To minimize noise, once an AB fails in IA mode, we ignore subsequent ABs in the same iteration. In such a case, the tables will show that some ABs have a smaller number of results than previous ones. In the extreme case of only 1 result remaining for a given AB, it will be tagged with the ❗️ icon.

## Some remedies to keep in mind

### Dafny standard library

Since version 4.4, Dafny includes a standard library that provides pre-verified code. This library includes helper lemmas for things like bitwise manipulation and non-linear arithmetic, which are typical verification pain points. Using this library instead of implementing one's own version might save much work; or, if a reimplementation is needed, can at least offer examples of how things were implemented by Dafny's own developers.
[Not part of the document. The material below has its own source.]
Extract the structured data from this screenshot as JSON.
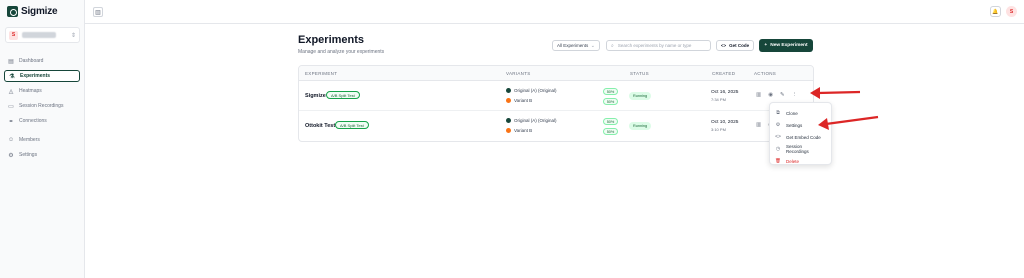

### Section on Verification debugging in Ref Manual

See [here](https://dafny.org/dafny/DafnyRef/DafnyRef.html#sec-brittle-verification).


# Hacking

Clone the repo to your system and install it in editable mode with pipx, poetry or similar tools.

```
cd darum
pipx install -e .
```

DARUM's plots use HoloViz, a Python library that configures and deploys Javascript libraries into a standalone, interactive HTML page. This complexity combined with Python's own packaging complexities mean that if you try to run DARUM's scripts directly, the generated HTML pages will fail to work.

Hence, **remember to use the user-facing scripts installed by tools like pipx and poetry instead**.